Eric Madfis, Ph.D., is a Professor of Criminal Justice at the University of Washington Tacoma, where his research focuses on the causes and prevention of school violence, hate crime, and mass murder.  He also serves as Director of the Violence Prevention and Transformation Research Collaborative. He received his Ph.D. in Sociology from Northeastern University in Boston, where he was a Research Associate at the Brudnick Center on Violence and Conflict. He often teaches courses on Criminological Theory, Sociology of Deviance and Social Control, Criminal Homicide, Juvenile Justice, and Diversity and Social Justice in Criminology.

As a nationally and internationally recognized expert on school and mass shootings, Dr.
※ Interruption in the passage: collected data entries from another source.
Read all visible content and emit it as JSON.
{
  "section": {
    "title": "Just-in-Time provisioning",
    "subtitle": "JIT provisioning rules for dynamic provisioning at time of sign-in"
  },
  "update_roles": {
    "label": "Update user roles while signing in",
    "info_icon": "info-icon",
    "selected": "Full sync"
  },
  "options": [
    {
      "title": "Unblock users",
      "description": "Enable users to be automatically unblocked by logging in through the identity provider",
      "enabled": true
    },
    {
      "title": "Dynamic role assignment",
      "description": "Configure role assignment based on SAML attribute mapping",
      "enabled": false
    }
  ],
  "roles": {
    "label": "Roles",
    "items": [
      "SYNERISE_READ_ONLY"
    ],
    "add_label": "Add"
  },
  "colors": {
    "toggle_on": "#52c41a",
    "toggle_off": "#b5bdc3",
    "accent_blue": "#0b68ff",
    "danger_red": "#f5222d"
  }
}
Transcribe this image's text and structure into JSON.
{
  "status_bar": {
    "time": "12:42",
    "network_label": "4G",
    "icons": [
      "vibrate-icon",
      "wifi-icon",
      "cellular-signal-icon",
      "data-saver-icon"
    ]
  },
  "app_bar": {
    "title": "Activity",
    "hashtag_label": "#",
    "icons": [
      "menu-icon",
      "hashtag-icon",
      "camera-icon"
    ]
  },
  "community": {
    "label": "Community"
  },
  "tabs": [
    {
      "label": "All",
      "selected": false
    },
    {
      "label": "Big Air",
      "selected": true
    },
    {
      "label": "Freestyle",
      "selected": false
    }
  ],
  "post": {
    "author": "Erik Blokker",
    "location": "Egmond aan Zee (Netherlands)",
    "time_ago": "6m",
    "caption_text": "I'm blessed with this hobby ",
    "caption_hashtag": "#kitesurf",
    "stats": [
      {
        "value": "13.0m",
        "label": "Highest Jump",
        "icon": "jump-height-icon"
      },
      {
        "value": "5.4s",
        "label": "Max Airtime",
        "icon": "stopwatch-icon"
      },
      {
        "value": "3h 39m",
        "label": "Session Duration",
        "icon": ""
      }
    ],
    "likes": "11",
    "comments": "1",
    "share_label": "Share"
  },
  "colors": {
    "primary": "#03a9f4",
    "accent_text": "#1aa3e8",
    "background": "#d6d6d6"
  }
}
Madfis has spoken to audiences across the country and around the world about his research, including to the United States Congress. The Washington State Legislature utilized his research on the prevention of mass school shootings to inform the passage of a recent legislative mandate implementing non-biased threat assessment procedures in public schools across Washington state. He was the recipient of UW Tacoma's Distinguished Research Award in 2018 and the Distinguished Community Engagement Award in 2024.

His work has been published in Aggression and Violent Behavior, American Behavioral Scientist, Behavioral Sciences & the Law, Critical Criminology, Homicide Studies, The Journal of Contemporary Criminal Justice, The Journal of Hate Studies, The Journal of Psychology, Men and Masculinities, School Psychology Review, Social Justice, The Social Science Journal, Sociological Focus, Sociological Inquiry, Violence and Gender, Youth Violence and Juvenile Justice, and in various edited volumes. He served as co-editor of the February 2018 special issue of American Behavioral Scientist on "Media Coverage of Mass Killers."  He is the author of How to Stop School Rampage Killing: Lessons from Averted Mass Shootings and Bombings and co-editor of All-American Massacre: The Tragic Role of American Culture and Society in Mass Shootings.